Colonel HOUSTON. It is a little bit off the question, but I think it is connected with what you are saying. I was in Israel and in the Far East last year, and I went by and observed some of these United Nations camps where we are subsidizing the food and care for these Palestinians in these areas, and comparing them with other natives of the same area. I came away from there with the firm convictions that that should be eliminated, because they were just sitting there waiting for the dole. They were doing nothing to help themselves.

Now, my generation of veterans is firmly convinced that if a man is willing to work he should not ask for anything. These people, we are feeding them, we are clothing them, we are policing them, and I can't see it.

Now, with regard to the question that you raised, I am not in disfavor of it in principal, but in speaking for our organization, we are firmly convinced that as long as the needs of our people are as they are, and we are limited in funds, they should be used at home first. Senator CRANSTON. Thank you.

Colonel HOUSTON. Now, this last paper that I should comment on, it pertains to nursing homes. I didn't get into the text because it only arrived by airmail special delivery this morning.

I am referring to a nursing home now in Cincinnati, Ohio, where the statistics for the month of February_showed that they received 107 applications for nursing home care in February.

One hundred four of those were just being in need of care. Fifty nine were admitted. We are asking why were the others not admitted.

I made an error, I note that further down that none of the 107 did not need care, but the 104 evidently needed, three of them evidently didn't need it as badly.

Now, that goes back to our previous statement of a moment ago, that if the law or ruling could be changed to admit these who do not require hospitalization or nursing homes, they have no homes, they are alone or they are the husband and/or the wife is unable to care for them in the home, either physically or financially.
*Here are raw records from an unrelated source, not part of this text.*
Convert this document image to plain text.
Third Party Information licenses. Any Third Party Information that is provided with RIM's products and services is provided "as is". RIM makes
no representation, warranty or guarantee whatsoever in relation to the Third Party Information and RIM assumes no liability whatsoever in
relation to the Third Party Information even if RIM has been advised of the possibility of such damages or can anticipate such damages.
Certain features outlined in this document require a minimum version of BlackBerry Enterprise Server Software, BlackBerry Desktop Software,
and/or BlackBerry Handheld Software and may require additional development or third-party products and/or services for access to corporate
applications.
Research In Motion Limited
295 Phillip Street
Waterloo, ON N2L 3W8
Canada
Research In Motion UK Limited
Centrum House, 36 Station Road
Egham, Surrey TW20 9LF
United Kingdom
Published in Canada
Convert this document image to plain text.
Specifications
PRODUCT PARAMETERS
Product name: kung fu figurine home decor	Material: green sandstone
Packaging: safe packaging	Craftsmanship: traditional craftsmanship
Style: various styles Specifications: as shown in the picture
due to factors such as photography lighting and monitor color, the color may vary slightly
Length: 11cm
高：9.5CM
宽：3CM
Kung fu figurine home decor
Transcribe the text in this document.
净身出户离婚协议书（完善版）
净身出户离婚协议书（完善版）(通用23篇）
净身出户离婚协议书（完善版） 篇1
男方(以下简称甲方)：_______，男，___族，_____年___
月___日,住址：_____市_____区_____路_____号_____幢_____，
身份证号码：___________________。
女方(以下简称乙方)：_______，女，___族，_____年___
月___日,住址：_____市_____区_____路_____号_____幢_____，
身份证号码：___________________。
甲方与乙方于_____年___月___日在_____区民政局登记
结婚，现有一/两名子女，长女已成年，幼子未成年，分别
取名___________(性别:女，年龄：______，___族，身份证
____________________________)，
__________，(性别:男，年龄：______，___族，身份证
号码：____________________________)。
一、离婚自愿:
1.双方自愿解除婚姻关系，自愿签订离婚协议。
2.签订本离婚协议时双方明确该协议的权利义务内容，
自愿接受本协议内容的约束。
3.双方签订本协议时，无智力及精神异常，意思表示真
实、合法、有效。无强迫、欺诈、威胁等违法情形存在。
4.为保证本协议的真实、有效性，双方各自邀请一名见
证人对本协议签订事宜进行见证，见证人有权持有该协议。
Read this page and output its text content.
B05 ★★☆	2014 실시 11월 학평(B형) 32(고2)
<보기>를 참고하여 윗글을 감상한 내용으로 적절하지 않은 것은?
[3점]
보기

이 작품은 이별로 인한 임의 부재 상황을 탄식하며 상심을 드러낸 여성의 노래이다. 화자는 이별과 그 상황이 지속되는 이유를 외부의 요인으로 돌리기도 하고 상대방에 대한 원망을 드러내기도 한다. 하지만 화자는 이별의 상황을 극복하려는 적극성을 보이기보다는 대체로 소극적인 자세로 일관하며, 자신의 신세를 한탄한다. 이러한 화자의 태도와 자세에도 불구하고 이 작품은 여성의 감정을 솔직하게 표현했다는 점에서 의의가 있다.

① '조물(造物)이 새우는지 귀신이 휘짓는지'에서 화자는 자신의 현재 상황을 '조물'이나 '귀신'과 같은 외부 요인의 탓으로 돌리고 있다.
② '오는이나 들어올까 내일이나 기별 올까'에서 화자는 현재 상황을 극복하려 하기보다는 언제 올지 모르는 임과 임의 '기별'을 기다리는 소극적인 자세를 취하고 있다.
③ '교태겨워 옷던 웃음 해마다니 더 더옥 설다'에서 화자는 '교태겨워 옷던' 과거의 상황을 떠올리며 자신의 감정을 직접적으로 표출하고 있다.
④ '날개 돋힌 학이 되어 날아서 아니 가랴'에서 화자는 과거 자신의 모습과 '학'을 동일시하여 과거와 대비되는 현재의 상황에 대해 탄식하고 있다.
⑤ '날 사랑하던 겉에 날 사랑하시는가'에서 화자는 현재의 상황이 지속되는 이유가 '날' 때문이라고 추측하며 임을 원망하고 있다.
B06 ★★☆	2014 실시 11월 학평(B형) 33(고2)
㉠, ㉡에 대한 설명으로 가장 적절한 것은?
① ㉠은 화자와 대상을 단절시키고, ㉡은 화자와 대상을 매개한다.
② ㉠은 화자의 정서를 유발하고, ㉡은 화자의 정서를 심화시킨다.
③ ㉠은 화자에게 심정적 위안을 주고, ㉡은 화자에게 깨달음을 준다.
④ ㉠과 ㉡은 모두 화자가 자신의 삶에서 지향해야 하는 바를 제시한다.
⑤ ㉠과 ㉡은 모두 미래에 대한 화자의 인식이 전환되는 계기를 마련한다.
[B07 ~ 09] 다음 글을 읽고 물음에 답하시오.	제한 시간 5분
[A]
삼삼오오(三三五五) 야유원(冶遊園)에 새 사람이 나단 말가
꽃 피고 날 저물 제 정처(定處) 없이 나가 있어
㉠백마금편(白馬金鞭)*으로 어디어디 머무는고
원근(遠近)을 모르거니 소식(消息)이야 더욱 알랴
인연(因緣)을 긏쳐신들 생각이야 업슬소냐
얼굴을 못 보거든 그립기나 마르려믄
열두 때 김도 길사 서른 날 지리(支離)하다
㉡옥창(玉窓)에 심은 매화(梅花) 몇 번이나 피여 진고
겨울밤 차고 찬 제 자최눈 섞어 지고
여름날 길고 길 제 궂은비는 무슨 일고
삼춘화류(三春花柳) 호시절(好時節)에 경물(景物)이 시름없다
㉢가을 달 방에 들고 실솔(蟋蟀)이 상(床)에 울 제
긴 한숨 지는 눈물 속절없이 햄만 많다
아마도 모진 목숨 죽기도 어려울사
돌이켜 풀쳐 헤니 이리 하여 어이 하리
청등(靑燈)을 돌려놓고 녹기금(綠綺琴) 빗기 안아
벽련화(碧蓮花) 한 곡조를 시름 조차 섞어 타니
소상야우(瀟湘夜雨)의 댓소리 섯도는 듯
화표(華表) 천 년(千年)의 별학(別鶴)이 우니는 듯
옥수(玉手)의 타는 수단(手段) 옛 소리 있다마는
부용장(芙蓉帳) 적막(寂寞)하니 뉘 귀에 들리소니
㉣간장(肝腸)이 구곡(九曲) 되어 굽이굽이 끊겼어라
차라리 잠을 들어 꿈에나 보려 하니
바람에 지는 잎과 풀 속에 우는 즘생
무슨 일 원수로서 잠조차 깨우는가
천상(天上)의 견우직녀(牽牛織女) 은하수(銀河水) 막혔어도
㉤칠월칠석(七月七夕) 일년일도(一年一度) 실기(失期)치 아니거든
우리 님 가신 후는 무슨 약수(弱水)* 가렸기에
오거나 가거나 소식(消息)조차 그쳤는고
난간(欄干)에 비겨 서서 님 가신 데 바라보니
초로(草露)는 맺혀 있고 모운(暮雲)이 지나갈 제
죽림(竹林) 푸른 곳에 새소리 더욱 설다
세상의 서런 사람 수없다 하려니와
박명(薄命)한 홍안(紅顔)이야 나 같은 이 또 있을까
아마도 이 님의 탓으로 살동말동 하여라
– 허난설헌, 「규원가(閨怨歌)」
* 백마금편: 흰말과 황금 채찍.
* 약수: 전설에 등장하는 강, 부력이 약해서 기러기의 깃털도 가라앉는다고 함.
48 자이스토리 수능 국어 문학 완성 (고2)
They need immediate care.

Now, as to the nursing home care on a private basis. A private nursing home will cost double the amount that the veteran receives in total income, and that is out. So, there is really only one alternative for these individuals and the number is alarming. I can't give you the number because we have no way of knowing where to obtain an accurate figure.

But, for those individuals who have no home, who cannot get into a Veterans' Administration nursing home, because they are refused admittance into the hospital so that they can go to the VA nursing home, there is only one alternative and that is the charity hospital of the city in which they live.

Now, from my point of view or from our generation of veterans, those are the critical needs.